Einen solchen fürchtete Eberhard Bethge auch an diesem Vormittag. Aus diesem Grund zögerte er und überlegte, wo es ihn eher treffen konnte: wenn er quer durch die Innenstadt Richtung Hauptbahnhof ging oder aber außen herum an der Weser entlang? Und wo war es weniger wahrscheinlich, dass er einer der Feldjägerstreifen in die Arme lief? Er konnte diese Fragen nicht wirklich beantworten, also folgte er seinem Gefühl und wandte sich zum Fluss. Nach wenigen hundert Metern hatte er den Osterdeich erreicht. Am anderen Ufer erstreckte sich ein ausgedehntes Laubengelände. Einen Augenblick dachte er daran, irgendwie über die Weser zu setzen und sich da drüben zu verstecken, verwarf aber diesen Gedanken sofort wieder, denn zum einen wohnten auch jetzt im Winter viele der Ausgebombten dort in ihren Häuschen, und zum anderen hatte er keine Chance, sich etwas zu essen zu besorgen. Nein, es gab nur eine Möglichkeit für ihn: das geheime Versteck im Keller seines Bruders Thomas in Mahlsdorf. Doch bis nach Berlin waren es vierhundert Kilometer. Diese Strecke Ende Februar zu Fuß zurückzulegen erschien ihm unmöglich, zumal er die Landstraßen meiden musste. Er war nicht dafür gemacht, durch die Wälder zu streifen und in Heuschobern zu übernachten. Also blieb ihm nur die Bahn. Doch wegen der andauernden Kontrollen konnte er keine Personenzüge nehmen, sondern musste auf die Güterzüge ausweichen. Da setzte er auf die vielen alten Waggons, die wegen des Krieges bei der Reichsbahn noch immer im Einsatz waren und zum Teil noch technisch längst überflüssige Bremserhäuschen hatten. In ein solches konnte er schnell hineinklettern und sich verstecken. Mit seiner Eisenbahneruniform würde er auf den Güterbahnhöfen kein Aufsehen erregen, und sprach ihn jemand an, würde er etwas von einem Geheimauftrag murmeln.
Auf dem Osterdeich war es ihm zu dieser frühen Morgenstunde zu einsam, da fiel er auf, also entschloss er sich, doch durch die Innenstadt zu laufen. Von Grete wusste er, dass der Weg zur Bahntrasse einfach war und er sich nicht verlaufen konnte: den Sielwall hinauf bis zum Ostertorsteinweg und dann immer Am Dobben entlang.

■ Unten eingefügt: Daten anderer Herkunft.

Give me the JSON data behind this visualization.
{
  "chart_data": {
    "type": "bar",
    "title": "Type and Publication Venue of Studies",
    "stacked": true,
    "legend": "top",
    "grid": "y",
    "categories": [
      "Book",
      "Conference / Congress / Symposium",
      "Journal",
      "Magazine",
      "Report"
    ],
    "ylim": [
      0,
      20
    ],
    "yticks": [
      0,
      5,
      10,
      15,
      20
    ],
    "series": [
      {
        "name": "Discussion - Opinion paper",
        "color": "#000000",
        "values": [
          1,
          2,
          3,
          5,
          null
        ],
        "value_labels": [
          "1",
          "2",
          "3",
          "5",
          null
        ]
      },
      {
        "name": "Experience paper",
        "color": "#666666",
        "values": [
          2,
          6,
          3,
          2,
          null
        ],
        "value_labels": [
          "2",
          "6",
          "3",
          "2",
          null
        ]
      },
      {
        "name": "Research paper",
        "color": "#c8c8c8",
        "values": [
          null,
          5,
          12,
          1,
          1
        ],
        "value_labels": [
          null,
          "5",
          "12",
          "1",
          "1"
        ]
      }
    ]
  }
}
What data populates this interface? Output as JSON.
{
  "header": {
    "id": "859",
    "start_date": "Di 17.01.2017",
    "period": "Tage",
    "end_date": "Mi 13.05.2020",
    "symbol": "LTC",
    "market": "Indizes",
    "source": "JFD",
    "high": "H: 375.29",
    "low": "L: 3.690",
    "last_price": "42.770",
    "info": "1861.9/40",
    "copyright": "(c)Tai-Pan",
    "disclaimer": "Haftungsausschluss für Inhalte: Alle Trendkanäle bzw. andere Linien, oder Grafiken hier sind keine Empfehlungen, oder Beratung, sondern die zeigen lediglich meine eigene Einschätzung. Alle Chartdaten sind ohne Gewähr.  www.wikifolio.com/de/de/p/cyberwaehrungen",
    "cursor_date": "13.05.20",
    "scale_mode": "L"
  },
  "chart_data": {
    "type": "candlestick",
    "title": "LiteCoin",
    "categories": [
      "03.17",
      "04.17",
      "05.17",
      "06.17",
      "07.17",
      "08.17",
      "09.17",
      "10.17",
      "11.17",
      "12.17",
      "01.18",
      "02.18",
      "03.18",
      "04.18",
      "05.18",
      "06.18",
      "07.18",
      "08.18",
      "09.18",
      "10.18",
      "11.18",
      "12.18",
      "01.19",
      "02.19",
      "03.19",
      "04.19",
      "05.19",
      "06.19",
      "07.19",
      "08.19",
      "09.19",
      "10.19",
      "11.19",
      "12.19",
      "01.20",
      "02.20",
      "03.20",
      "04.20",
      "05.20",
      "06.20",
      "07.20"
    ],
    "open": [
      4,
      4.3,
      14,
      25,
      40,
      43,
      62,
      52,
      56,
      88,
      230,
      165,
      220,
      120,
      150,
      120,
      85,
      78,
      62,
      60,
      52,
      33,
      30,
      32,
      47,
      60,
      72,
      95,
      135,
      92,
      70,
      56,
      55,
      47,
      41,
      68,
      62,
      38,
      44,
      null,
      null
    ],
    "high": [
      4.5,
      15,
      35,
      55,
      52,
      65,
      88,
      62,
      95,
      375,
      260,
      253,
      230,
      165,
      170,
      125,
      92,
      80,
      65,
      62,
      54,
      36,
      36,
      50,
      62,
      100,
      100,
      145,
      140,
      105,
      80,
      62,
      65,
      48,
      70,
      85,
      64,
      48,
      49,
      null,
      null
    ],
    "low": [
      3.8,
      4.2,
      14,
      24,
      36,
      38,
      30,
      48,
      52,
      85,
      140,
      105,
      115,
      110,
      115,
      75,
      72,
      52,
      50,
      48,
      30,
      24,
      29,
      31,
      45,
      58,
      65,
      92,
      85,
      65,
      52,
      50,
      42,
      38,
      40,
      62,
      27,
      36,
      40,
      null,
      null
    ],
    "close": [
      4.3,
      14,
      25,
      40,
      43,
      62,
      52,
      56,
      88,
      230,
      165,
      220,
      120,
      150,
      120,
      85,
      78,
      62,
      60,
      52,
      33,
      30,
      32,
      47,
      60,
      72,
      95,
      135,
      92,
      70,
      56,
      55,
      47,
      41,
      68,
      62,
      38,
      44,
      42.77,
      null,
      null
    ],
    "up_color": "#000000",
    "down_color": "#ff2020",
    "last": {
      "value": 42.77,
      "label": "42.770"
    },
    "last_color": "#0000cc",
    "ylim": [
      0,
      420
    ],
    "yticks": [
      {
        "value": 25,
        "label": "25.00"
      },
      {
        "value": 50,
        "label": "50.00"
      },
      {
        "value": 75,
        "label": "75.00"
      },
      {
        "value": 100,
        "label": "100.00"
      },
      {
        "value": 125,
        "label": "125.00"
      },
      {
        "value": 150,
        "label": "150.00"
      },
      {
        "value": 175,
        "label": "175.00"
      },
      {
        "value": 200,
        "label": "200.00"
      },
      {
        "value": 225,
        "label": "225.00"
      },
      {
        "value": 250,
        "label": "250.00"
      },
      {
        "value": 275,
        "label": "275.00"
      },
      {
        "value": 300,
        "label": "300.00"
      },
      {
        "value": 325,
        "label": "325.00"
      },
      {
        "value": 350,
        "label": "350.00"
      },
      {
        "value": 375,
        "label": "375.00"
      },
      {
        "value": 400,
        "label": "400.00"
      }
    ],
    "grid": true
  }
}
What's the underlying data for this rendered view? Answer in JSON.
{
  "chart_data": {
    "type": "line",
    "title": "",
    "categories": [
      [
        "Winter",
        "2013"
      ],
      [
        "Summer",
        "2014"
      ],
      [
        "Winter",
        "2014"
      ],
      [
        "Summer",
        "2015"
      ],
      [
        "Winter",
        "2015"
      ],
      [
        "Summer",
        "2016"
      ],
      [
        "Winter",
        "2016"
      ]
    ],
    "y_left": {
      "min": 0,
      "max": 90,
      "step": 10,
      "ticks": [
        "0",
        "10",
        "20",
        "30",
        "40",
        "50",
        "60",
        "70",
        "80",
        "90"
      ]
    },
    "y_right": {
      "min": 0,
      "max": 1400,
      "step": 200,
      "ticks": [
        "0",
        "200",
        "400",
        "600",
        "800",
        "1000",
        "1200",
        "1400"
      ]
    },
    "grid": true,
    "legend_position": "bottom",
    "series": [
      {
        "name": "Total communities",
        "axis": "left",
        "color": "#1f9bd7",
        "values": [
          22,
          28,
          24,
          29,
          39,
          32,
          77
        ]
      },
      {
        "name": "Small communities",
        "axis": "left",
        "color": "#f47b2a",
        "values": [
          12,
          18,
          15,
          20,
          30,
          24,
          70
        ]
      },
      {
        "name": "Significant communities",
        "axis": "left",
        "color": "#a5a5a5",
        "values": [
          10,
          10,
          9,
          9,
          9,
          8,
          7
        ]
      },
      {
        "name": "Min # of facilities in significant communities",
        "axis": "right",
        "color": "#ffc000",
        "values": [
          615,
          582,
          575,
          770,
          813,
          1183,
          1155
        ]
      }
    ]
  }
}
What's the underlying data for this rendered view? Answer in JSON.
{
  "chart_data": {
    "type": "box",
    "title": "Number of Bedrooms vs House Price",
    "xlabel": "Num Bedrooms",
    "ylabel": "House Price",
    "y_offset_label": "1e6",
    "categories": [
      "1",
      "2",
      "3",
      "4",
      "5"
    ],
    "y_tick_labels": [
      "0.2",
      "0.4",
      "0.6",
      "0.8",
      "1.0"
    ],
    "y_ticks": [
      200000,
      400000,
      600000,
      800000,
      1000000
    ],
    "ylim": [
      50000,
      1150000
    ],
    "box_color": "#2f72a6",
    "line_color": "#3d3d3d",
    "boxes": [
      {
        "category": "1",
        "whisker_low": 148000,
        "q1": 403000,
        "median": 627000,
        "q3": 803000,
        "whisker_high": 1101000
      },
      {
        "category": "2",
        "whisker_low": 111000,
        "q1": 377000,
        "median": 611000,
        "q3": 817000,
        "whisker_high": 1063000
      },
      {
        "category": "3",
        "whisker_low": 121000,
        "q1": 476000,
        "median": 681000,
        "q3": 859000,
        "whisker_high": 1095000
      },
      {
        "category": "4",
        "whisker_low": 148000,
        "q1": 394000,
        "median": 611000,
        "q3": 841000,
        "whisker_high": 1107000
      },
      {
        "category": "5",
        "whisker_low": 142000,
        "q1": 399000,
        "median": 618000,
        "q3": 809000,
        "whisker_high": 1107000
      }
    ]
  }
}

Er gab den Eisenbahner, der es eilig hatte, um pünktlich zum Dienst zu erscheinen, und niemand nahm Notiz von ihm. Das machte ihm Mut, und als er am Ende des Dobben in einiger Entfernung das Postamt sah, spielte er einen Augenblick mit dem Gedanken, hineinzugehen und sich mit seinem Bruder oder seiner Schwester verbinden zu lassen. Er musste unbedingt wissen, wie es ihnen ging. Doch nach ein paar Schritten stoppte er wieder. Nein, das war zu gefährlich, denn bei der Post musste er ihre Namen nennen, und womöglich standen sie schon auf einer Fahndungsliste, denn es war anzunehmen, dass die Gestapo bei Deserteuren alle Angehörigen streng überwachen ließ.
Rechts von ihm rollten die Züge auf einer eisernen Brücke über die Straße hinweg, und aus ihrer geringen Geschwindigkeit schloss er, dass der Hauptbahnhof nicht mehr weit entfernt sein konnte. Und gleich hinter der Bahnhofshalle sollte, so war es ihm beschrieben worden, der Güterbahnhof liegen. Er hatte Gretes Stimme im Ohr: «Du gehst unter der Bahn hindurch und dann nach links. Dort siehst du dann die Bürgerweide, und da ist es auch schon.»